I was looking forward to the long train ride home after an exhausting weekend of speaking and challenging the hearts of women, engaging and ministering amongst them. Knowing the effects of such weekends, months earlier I’d booked a train ticket with a seat by the window so that I could mindlessly stare into space and eventually close my eyes to the lulling clickety-clack of the train on its track. But upon boarding, I discovered someone else sitting in my seat. I came to find out that due to overbooking, nobody was in their designated seat.

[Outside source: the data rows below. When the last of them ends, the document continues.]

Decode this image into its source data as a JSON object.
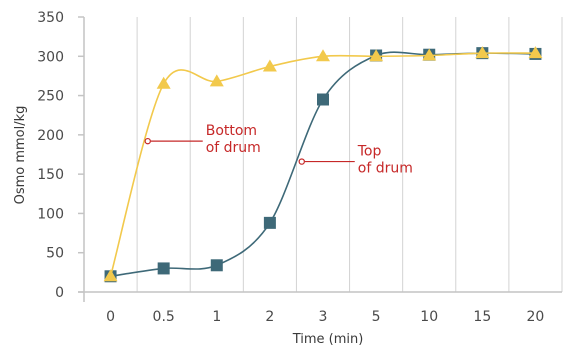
{
  "chart_data": {
    "type": "line",
    "title": "",
    "xlabel": "Time (min)",
    "ylabel": "Osmo mmol/kg",
    "ylim": [
      0,
      350
    ],
    "yticks": [
      0,
      50,
      100,
      150,
      200,
      250,
      300,
      350
    ],
    "categories": [
      "0",
      "0.5",
      "1",
      "2",
      "3",
      "5",
      "10",
      "15",
      "20"
    ],
    "grid": "vertical",
    "legend": "none",
    "series": [
      {
        "marker": "triangle",
        "color": "#f2c94c",
        "values": [
          20,
          265,
          268,
          287,
          300,
          300,
          301,
          304,
          304
        ]
      },
      {
        "marker": "square",
        "color": "#3e6978",
        "values": [
          20,
          30,
          34,
          88,
          245,
          301,
          302,
          304,
          303
        ]
      }
    ],
    "annotations": [
      {
        "lines": [
          "Bottom",
          "of drum"
        ],
        "x": 0.7,
        "y": 192,
        "color": "#c62828"
      },
      {
        "lines": [
          "Top",
          "of drum"
        ],
        "x": 3.6,
        "y": 166,
        "color": "#c62828"
      }
    ]
  }
}
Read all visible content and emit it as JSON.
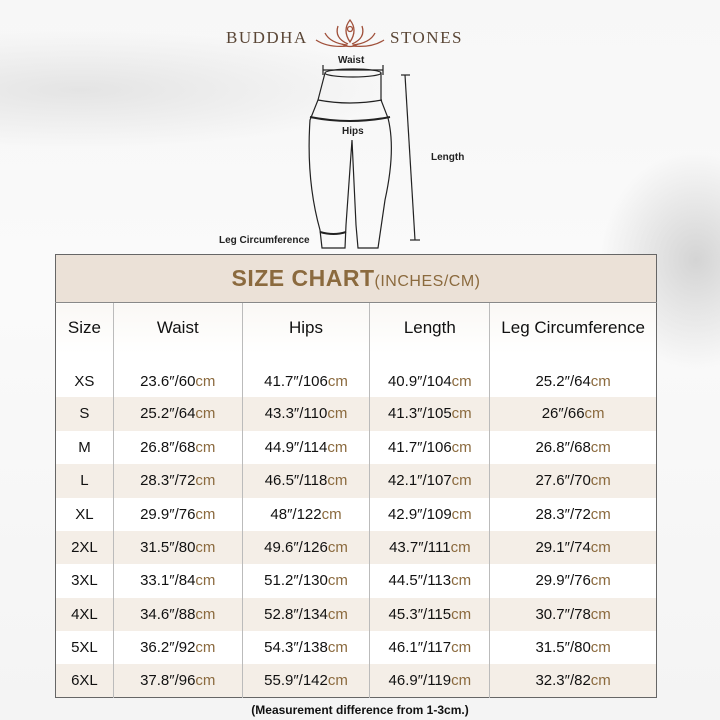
{
  "brand": {
    "left": "BUDDHA",
    "right": "STONES",
    "logo_icon": "lotus-meditation-icon",
    "color": "#a0503a"
  },
  "diagram": {
    "waist": "Waist",
    "hips": "Hips",
    "length": "Length",
    "leg": "Leg Circumference"
  },
  "chart": {
    "title": "SIZE CHART",
    "title_unit": "(INCHES/CM)",
    "headers": [
      "Size",
      "Waist",
      "Hips",
      "Length",
      "Leg Circumference"
    ],
    "unit": "cm",
    "rows": [
      {
        "size": "XS",
        "waist": "23.6″/60",
        "hips": "41.7″/106",
        "length": "40.9″/104",
        "leg": "25.2″/64"
      },
      {
        "size": "S",
        "waist": "25.2″/64",
        "hips": "43.3″/110",
        "length": "41.3″/105",
        "leg": "26″/66"
      },
      {
        "size": "M",
        "waist": "26.8″/68",
        "hips": "44.9″/114",
        "length": "41.7″/106",
        "leg": "26.8″/68"
      },
      {
        "size": "L",
        "waist": "28.3″/72",
        "hips": "46.5″/118",
        "length": "42.1″/107",
        "leg": "27.6″/70"
      },
      {
        "size": "XL",
        "waist": "29.9″/76",
        "hips": "48″/122",
        "length": "42.9″/109",
        "leg": "28.3″/72"
      },
      {
        "size": "2XL",
        "waist": "31.5″/80",
        "hips": "49.6″/126",
        "length": "43.7″/111",
        "leg": "29.1″/74"
      },
      {
        "size": "3XL",
        "waist": "33.1″/84",
        "hips": "51.2″/130",
        "length": "44.5″/113",
        "leg": "29.9″/76"
      },
      {
        "size": "4XL",
        "waist": "34.6″/88",
        "hips": "52.8″/134",
        "length": "45.3″/115",
        "leg": "30.7″/78"
      },
      {
        "size": "5XL",
        "waist": "36.2″/92",
        "hips": "54.3″/138",
        "length": "46.1″/117",
        "leg": "31.5″/80"
      },
      {
        "size": "6XL",
        "waist": "37.8″/96",
        "hips": "55.9″/142",
        "length": "46.9″/119",
        "leg": "32.3″/82"
      }
    ],
    "colors": {
      "title_bg": "#ebe1d7",
      "accent": "#8b6a3e",
      "alt_row": "#f4eee7"
    }
  },
  "note": "(Measurement difference from 1-3cm.)"
}
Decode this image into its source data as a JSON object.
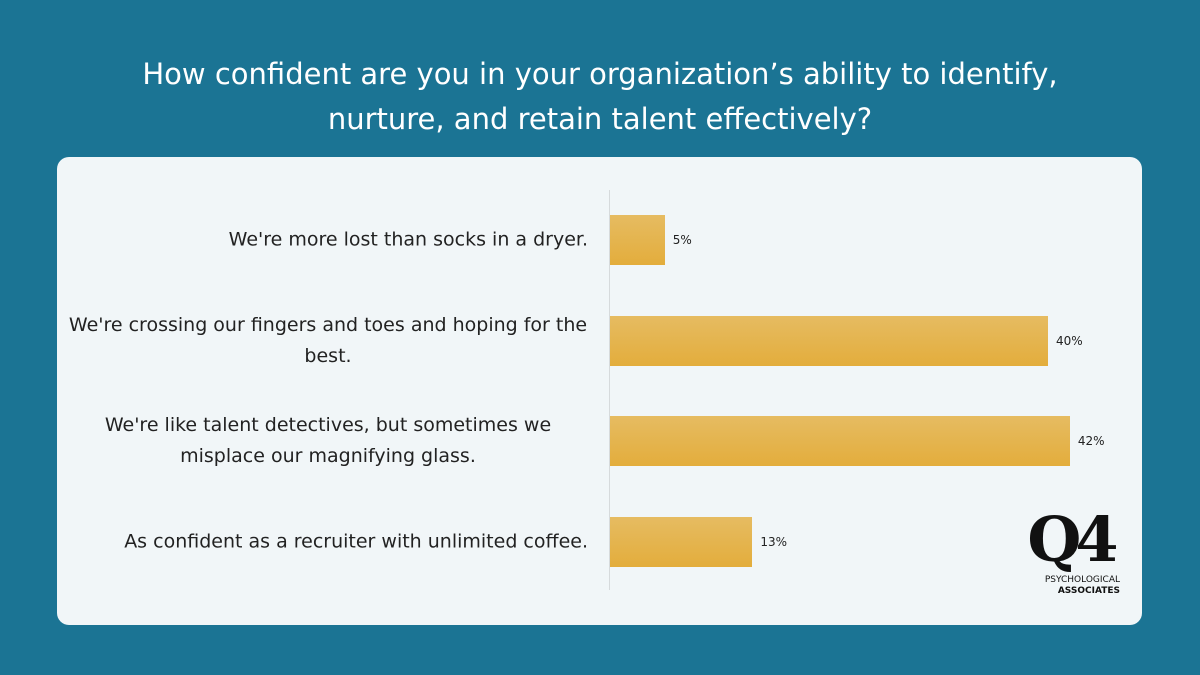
{
  "chart_data": {
    "type": "bar",
    "orientation": "horizontal",
    "title": "How confident are you in your organization’s ability to identify, nurture, and retain talent effectively?",
    "categories": [
      "We're more lost than socks in a dryer.",
      "We're crossing our fingers and toes and hoping for the best.",
      "We're like talent detectives, but sometimes we misplace our magnifying glass.",
      "As confident as a recruiter with unlimited coffee."
    ],
    "values": [
      5,
      40,
      42,
      13
    ],
    "value_labels": [
      "5%",
      "40%",
      "42%",
      "13%"
    ],
    "color": "#e3ad3c"
  },
  "logo": {
    "mark": "Q4",
    "line1": "PSYCHOLOGICAL",
    "line2": "ASSOCIATES"
  }
}
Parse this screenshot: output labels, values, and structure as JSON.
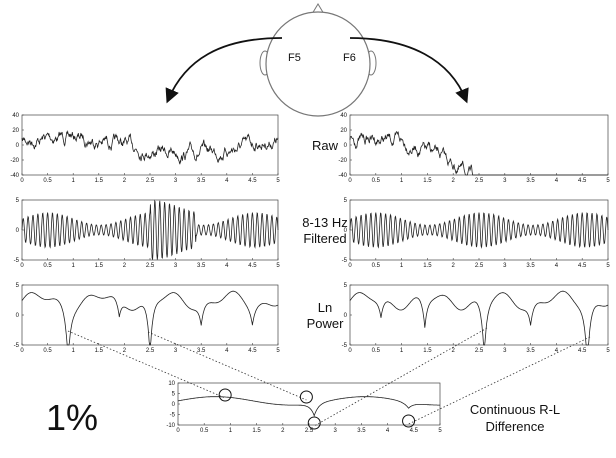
{
  "head": {
    "electrodes": [
      "F5",
      "F6"
    ]
  },
  "xlim": [
    0,
    5
  ],
  "xticks": [
    0,
    0.5,
    1,
    1.5,
    2,
    2.5,
    3,
    3.5,
    4,
    4.5,
    5
  ],
  "rows": [
    {
      "label": [
        "Raw"
      ],
      "ylim": [
        -40,
        40
      ],
      "yticks": [
        40,
        20,
        0,
        -20,
        -40
      ]
    },
    {
      "label": [
        "8-13 Hz",
        "Filtered"
      ],
      "ylim": [
        -5,
        5
      ],
      "yticks": [
        5,
        0,
        -5
      ]
    },
    {
      "label": [
        "Ln",
        "Power"
      ],
      "ylim": [
        -5,
        5
      ],
      "yticks": [
        5,
        0,
        -5
      ]
    }
  ],
  "difference": {
    "label": [
      "Continuous R-L",
      "Difference"
    ],
    "ylim": [
      -10,
      10
    ],
    "yticks": [
      10,
      5,
      0,
      -5,
      -10
    ]
  },
  "footnote": "1%"
}
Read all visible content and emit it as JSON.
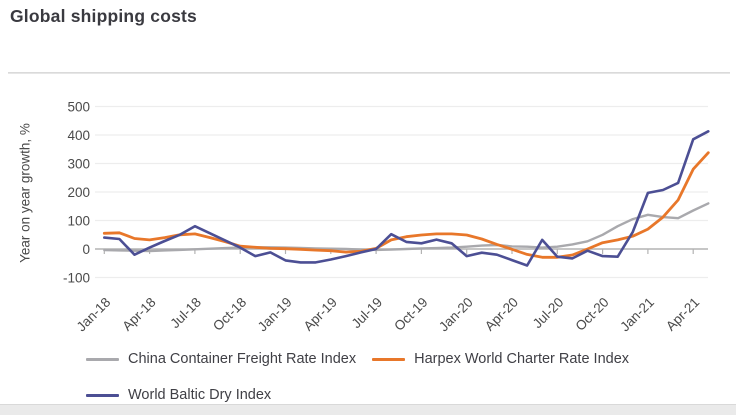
{
  "header": {
    "title": "Global shipping costs"
  },
  "chart": {
    "colors": {
      "title_text": "#3a3a40",
      "tick_text": "#4a4a4a",
      "gridline": "#ededed",
      "axis": "#b3b3b3",
      "divider": "#d9d9d9"
    }
  },
  "chart_data": {
    "type": "line",
    "title": "Global shipping costs",
    "xlabel": "",
    "ylabel": "Year on year growth, %",
    "ylim": [
      -100,
      500
    ],
    "y_ticks": [
      500,
      400,
      300,
      200,
      100,
      0,
      -100
    ],
    "grid": "horizontal",
    "legend_position": "bottom",
    "x": [
      "Jan-18",
      "Feb-18",
      "Mar-18",
      "Apr-18",
      "May-18",
      "Jun-18",
      "Jul-18",
      "Aug-18",
      "Sep-18",
      "Oct-18",
      "Nov-18",
      "Dec-18",
      "Jan-19",
      "Feb-19",
      "Mar-19",
      "Apr-19",
      "May-19",
      "Jun-19",
      "Jul-19",
      "Aug-19",
      "Sep-19",
      "Oct-19",
      "Nov-19",
      "Dec-19",
      "Jan-20",
      "Feb-20",
      "Mar-20",
      "Apr-20",
      "May-20",
      "Jun-20",
      "Jul-20",
      "Aug-20",
      "Sep-20",
      "Oct-20",
      "Nov-20",
      "Dec-20",
      "Jan-21",
      "Feb-21",
      "Mar-21",
      "Apr-21",
      "May-21"
    ],
    "x_tick_labels": [
      "Jan-18",
      "Apr-18",
      "Jul-18",
      "Oct-18",
      "Jan-19",
      "Apr-19",
      "Jul-19",
      "Oct-19",
      "Jan-20",
      "Apr-20",
      "Jul-20",
      "Oct-20",
      "Jan-21",
      "Apr-21"
    ],
    "series": [
      {
        "id": "china-container-freight",
        "name": "China Container Freight Rate Index",
        "color": "#a9a9ad",
        "values": [
          -4,
          -5,
          -6,
          -7,
          -5,
          -3,
          -1,
          1,
          3,
          5,
          6,
          6,
          5,
          4,
          2,
          1,
          0,
          -2,
          -3,
          -2,
          0,
          2,
          3,
          5,
          8,
          12,
          14,
          9,
          8,
          5,
          8,
          16,
          27,
          50,
          80,
          105,
          120,
          112,
          108,
          135,
          160
        ]
      },
      {
        "id": "harpex-world-charter",
        "name": "Harpex World Charter Rate Index",
        "color": "#e8772a",
        "values": [
          55,
          57,
          37,
          32,
          40,
          50,
          53,
          40,
          26,
          10,
          6,
          2,
          1,
          -1,
          -4,
          -6,
          -11,
          -8,
          2,
          32,
          43,
          49,
          53,
          53,
          49,
          35,
          16,
          -1,
          -19,
          -29,
          -29,
          -21,
          0,
          22,
          32,
          45,
          70,
          112,
          172,
          280,
          338
        ]
      },
      {
        "id": "world-baltic-dry",
        "name": "World Baltic Dry Index",
        "color": "#4c4f94",
        "values": [
          40,
          35,
          -20,
          5,
          28,
          50,
          80,
          55,
          30,
          5,
          -25,
          -12,
          -40,
          -47,
          -47,
          -37,
          -25,
          -12,
          0,
          52,
          25,
          20,
          33,
          20,
          -25,
          -13,
          -20,
          -39,
          -58,
          32,
          -27,
          -33,
          -6,
          -25,
          -27,
          60,
          197,
          207,
          232,
          385,
          413
        ]
      }
    ]
  }
}
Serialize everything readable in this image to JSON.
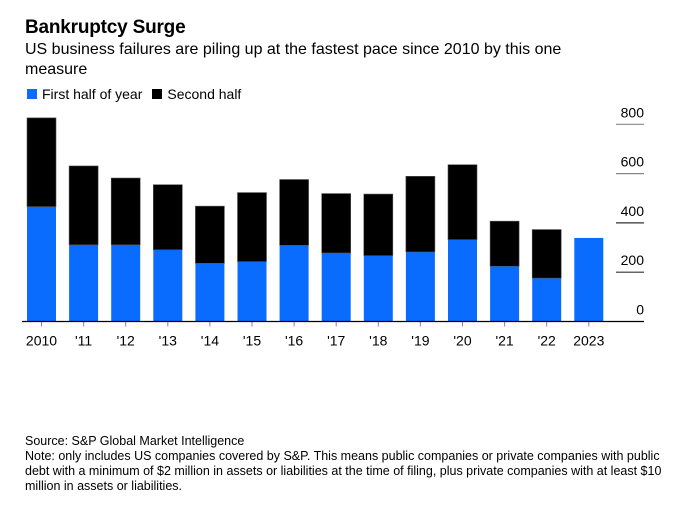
{
  "header": {
    "title": "Bankruptcy Surge",
    "subtitle": "US business failures are piling up at the fastest pace since 2010 by this one measure"
  },
  "legend": [
    {
      "label": "First half of year",
      "color": "#0a6cff"
    },
    {
      "label": "Second half",
      "color": "#000000"
    }
  ],
  "footer": {
    "source": "Source: S&P Global Market Intelligence",
    "note": "Note: only includes US companies covered by S&P. This means public companies or private companies with public debt with a minimum of $2 million in assets or liabilities at the time of filing, plus private companies with at least $10 million in assets or liabilities."
  },
  "chart_data": {
    "type": "bar",
    "stacked": true,
    "title": "Bankruptcy Surge",
    "subtitle": "US business failures are piling up at the fastest pace since 2010 by this one measure",
    "xlabel": "",
    "ylabel": "",
    "categories": [
      "2010",
      "'11",
      "'12",
      "'13",
      "'14",
      "'15",
      "'16",
      "'17",
      "'18",
      "'19",
      "'20",
      "'21",
      "'22",
      "2023"
    ],
    "series": [
      {
        "name": "First half of year",
        "color": "#0a6cff",
        "values": [
          466,
          311,
          311,
          291,
          236,
          243,
          309,
          278,
          267,
          282,
          332,
          224,
          176,
          339
        ]
      },
      {
        "name": "Second half",
        "color": "#000000",
        "values": [
          360,
          320,
          271,
          264,
          232,
          280,
          267,
          241,
          250,
          307,
          304,
          183,
          197,
          null
        ]
      }
    ],
    "totals": [
      826,
      631,
      582,
      555,
      468,
      523,
      576,
      519,
      517,
      589,
      636,
      407,
      373,
      339
    ],
    "ylim": [
      0,
      800
    ],
    "yticks": [
      0,
      200,
      400,
      600,
      800
    ],
    "y_axis_side": "right",
    "grid": false,
    "legend_position": "top-left"
  }
}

Fortunately, there was another one available nearby that remained unoccupied. While it was not my desired window seat, I politely asked the woman seated there if she’d mind if I joined her. “Of course not.” She smiled back. “I’m not in the right seat either.”
As I made myself comfortable, she asked, “Do you have any exciting plans in Toronto?” (our destination). I replied, “I hope not! The only excitement will be not having enough time to catch my connecting train headed home to Ottawa.” To be polite, I asked, “How about you?”
She then went on to tell me that she was on her way to participate in a radio interview on addiction. Picking up on the sensitive topic at hand, but recognizing a familiar openness to sharing more about it, I carefully worded my next question. “I’m guessing that you have some insight into addiction?”
“Yes,” she replied, before disclosing that, four-and-a-half years earlier, she’d tragically lost a 24-year-old son to an addiction. Immediately connecting to her pain and loss, I shared that, while under very different circumstances, I too had lost a son only ten short years earlier.
You can imagine for yourself where our conversation went from there as we shared our mutual grief on a level that neither of us expected when we embarked on our journey that day—no more than either of us could’ve imagined that we’d be on this unexpected and unpredictable grief journey to begin with.
I asked if she had a picture of her son on hand. “Absolutely!” she said, with a proud mama’s plunge into her purse! “I brought these for my interview.” My mama’s heart grieved deeply as I beheld the handsome face that smiled back at me—incomprehensible loss.
Without waiting for her to ask, I told her I also had a picture of my son with me. It just happened to be in a book that came out of my journey. With that, I pulled out a copy of my book, The Ben Ripple, that I had haphazardly shoved into my computer case at the last minute before I’d left that morning.
After sharing the pictures of our sons, our conversation naturally (or supernaturally) continued. We laughed and cringed at some of the similarities and heartbreaks of our journeys. Eventually she told me she’d like to get a copy of my book for herself. It wasn’t until a little while later that I felt a nudge, as if to wake me out of my stupor, prompting me to abashedly offer the copy I’d shown her. Her face lit right up as she humbly accepted my offering. I apologized that it had the word “SAMPLE” written on the front cover. Further explaining that I likely improperly signed it and, as a result, made it my display copy. She laughed and said, “It’ll just make it authentic.”
Neither of us could have prepared ourselves for what we’d see when I opened the book to re-sign it: her son’s name! We looked at each other in amazement—tears glistening. Then, with a shaky hand, I put a heart around the name and added hers to the inscription.
When our train reached its destination, we exchanged emails and warmly embraced, thankful for the time we’d shared.
Two lives. Two moms. Two losses. Two different journeys. Both in wrong seats, but when all was said and done, not in the wrong seat at all! In fact, it couldn’t have been more right! A divine appointment, a divine intersection—divinely intercepted by the only One who could have put two grieving moms side-by-side on the same side of the tracks.
The experience reminds me of a story in Luke 24:13-35. Here’s an excerpt:
Now those same days [after the resurrection,] two [followers of Christ] were going to a village called Emmaus, about seven miles from Jerusalem. They were talking with each other about everything that had happened. As they talked and discussed these things with each other, Jesus himself came up and walked along with them; but they were kept from recognizing him.
He asked them, “What are you discussing together as you walk along?”
They stood still, their faces downcast. One of them, named Cleopas, asked him, “Are you the only one visiting Jerusalem who does not know the things that have happened there in these days?”
“What things?” he asked.
“About Jesus of Nazareth,” they replied […] As they approached the village to which they were going, Jesus continued on as if he were going farther. But they urged him strongly, “Stay with us, for it is nearly evening; the day is almost over.” So he went in to stay with them.
When he was at the table with them, he took bread, gave thanks, broke it and began to give it to them. Then their eyes were opened and they recognized him, and he disappeared from their sight. They asked each other, “Were not our hearts burning within us while he talked with us on the road and opened the Scriptures to us?”
Learn from the men on the road to Emmaus—make sure you pay close attention when someone you don’t recognize steps onto your path…or when you find yourself in the “wrong” seat. It just might turn into a divine interception!